Monday, September 14, 2015

Letters & Numbers



When I was a resident working at Bellevue Hospital in Manhattan, the majority of my patients were immigrants freshly arrived to the U.S. from all parts of the world. Most did not know English, and required the intervention of a third party interpreter for the completion of their health care exams. Of course, it was always easier for me to communicate on a one-on-one basis with those patients from Spanish-speaking countries, because I had a fair command of the language and didn’t need to use the LanguageLines telephone interpreter otherwise provided. 

During my time there, one experience that I would come across time and again was a patient who would struggle to read the letters I put up on the screen. I would look at their age and think to myself, ‘it’s probably nuclear sclerosis, or perhaps some macular chorioretinal scarring, or corneal scarring or astigmatism, that is contributing to their difficulty’. And I would proceed to do the refraction and find no improvement. And then I would do the exam which revealed no cataracts or corneal or retinal scarring, and I would wonder why I was not getting a better visual acuity measurement. Was it amblyopia?

Many times the patient didn’t say anything to me. He would just struggle through the lines. Or he would  ask me if he could say the letters to me in Spanish, but still struggle through. One or two letters would come in loud and clear on the 20/80 line, but not much else. Just for good measure, I would put numbers on the screen.  All of a sudden, a break-through occurred. The 20/80 line plunged down to 20/30, as the patient quickly read the numbers on the wall. 

There were patients who would even struggle with the numbers, and for those I would use the tumbling E’s which, when the patient pointed out all the line directions correctly, would confirm my suspicion. That is, that I was dealing with a literacy issue and not a visual one. 

According to Wikipedia, the definition of functional illiteracy is “ having inadequate reading or writing skills in a language, as would be required for daily living and employment tasks that require reading beyond a basic level”. The article goes on to say that a foreigner living in a country with a language non-native to his own which he cannot read or write is considered functionally illiterate.
My blog has been born from the fact  that the majority of patients in the community where I work are functionally illiterate. Outside their very insular Latino community within the borders of their town, they cannot communicate with the English-speaking world. But, the majority are literate in their own native language of Spanish.

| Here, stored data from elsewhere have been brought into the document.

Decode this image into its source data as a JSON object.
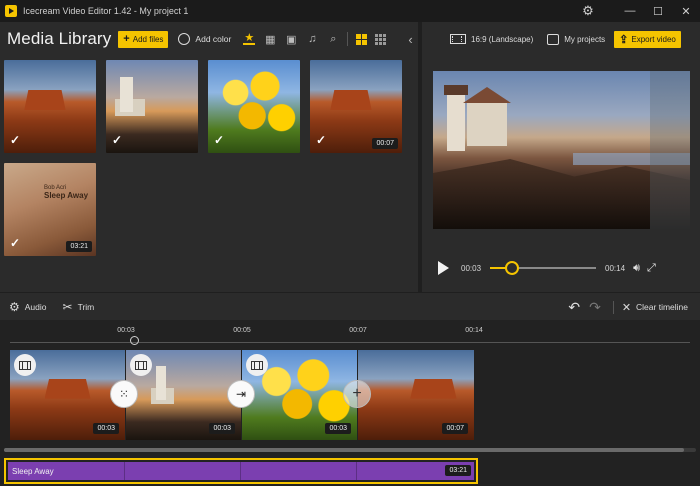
{
  "window": {
    "title": "Icecream Video Editor 1.42 - My project 1",
    "controls": {
      "settings": "⚙",
      "minimize": "—",
      "maximize": "☐",
      "close": "✕"
    }
  },
  "library": {
    "title": "Media Library",
    "add_files_label": "Add files",
    "add_color_label": "Add color",
    "filters": [
      {
        "icon": "star-icon",
        "glyph": "★",
        "active": true
      },
      {
        "icon": "film-icon",
        "glyph": "▦",
        "active": false
      },
      {
        "icon": "image-icon",
        "glyph": "▣",
        "active": false
      },
      {
        "icon": "music-icon",
        "glyph": "♫",
        "active": false
      },
      {
        "icon": "search-icon",
        "glyph": "⌕",
        "active": false
      }
    ],
    "collapse_glyph": "‹",
    "items": [
      {
        "kind": "desert",
        "checked": true,
        "duration": ""
      },
      {
        "kind": "lighthouse",
        "checked": true,
        "duration": ""
      },
      {
        "kind": "tulips",
        "checked": true,
        "duration": ""
      },
      {
        "kind": "desert",
        "checked": true,
        "duration": "00:07"
      },
      {
        "kind": "album",
        "checked": true,
        "duration": "03:21",
        "album_artist": "Bob Acri",
        "album_title": "Sleep Away"
      }
    ]
  },
  "preview": {
    "aspect_label": "16:9 (Landscape)",
    "my_projects_label": "My projects",
    "export_label": "Export video",
    "current_time": "00:03",
    "end_time": "00:14",
    "progress": 0.21
  },
  "toolbar": {
    "audio_label": "Audio",
    "trim_label": "Trim",
    "clear_label": "Clear timeline",
    "undo_glyph": "↶",
    "redo_glyph": "↷"
  },
  "timeline": {
    "ruler_labels": [
      "00:03",
      "00:05",
      "00:07",
      "00:14"
    ],
    "clips": [
      {
        "kind": "desert",
        "duration": "00:03"
      },
      {
        "kind": "lighthouse",
        "duration": "00:03"
      },
      {
        "kind": "tulips",
        "duration": "00:03"
      },
      {
        "kind": "desert",
        "duration": "00:07"
      }
    ],
    "transitions": [
      {
        "icon": "dots-transition-icon",
        "glyph": "⁙"
      },
      {
        "icon": "push-transition-icon",
        "glyph": "⇥"
      },
      {
        "icon": "add-transition-icon",
        "glyph": "+"
      }
    ],
    "audio": {
      "name": "Sleep Away",
      "duration": "03:21"
    }
  }
}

However, there are still some patients that I come across who, unfortunately, may not have had access to education in their home country. Although they can communicate easily orally in Spanish, which does not give any indication of a deficit, when confronted with reading tasks such as visual acuity taking, the problem emerges. If a doctor is not thinking about the possibility of illiteracy, then it is very easy to assume that the problem is solely visual.

A literacy chart provided by the United States CIA Factbook from 2003 looks at the literacy rates of various Central & South American countries and compares them to those of the U.S. at that time. ‘Literacy’ was defined as ‘age 15 and older that can read & write’.  In 2003, the literacy rate in the U.S. was 99% of the total population. By comparison, Puerto Rico was 94.1%. The highest rates behind the U.S. came from Uruguay 98% and Argentina 97%. The lowest were Nicaragua 67.5%, Guatemala 70.6%, Honduras 76.2%, El Salvador  80.2% and Peru at 87.7%. More recent estimates from 2012-2015 show an increase for all said countries, but still trailing behind the U.S.: Uruguay 98.5%, Argentina 97.9%, Nicaragua 82.8%, Guatemala 83.4%, Honduras 88.5%, El Salvador 88% and Peru 94.5%. 

With better access to education for all citizens, literacy rates will continue to improve world-wide. This is still an ongoing work-in-progress. Until literacy is achieved for all, doctors working with an immigrant population need to think about not only functional literacy in their multicultural practices, but also the general literacy of their patients. This issue needs to be considered, particularly if the eye exam points to a 20/20 eye, but the visual acuity result says otherwise.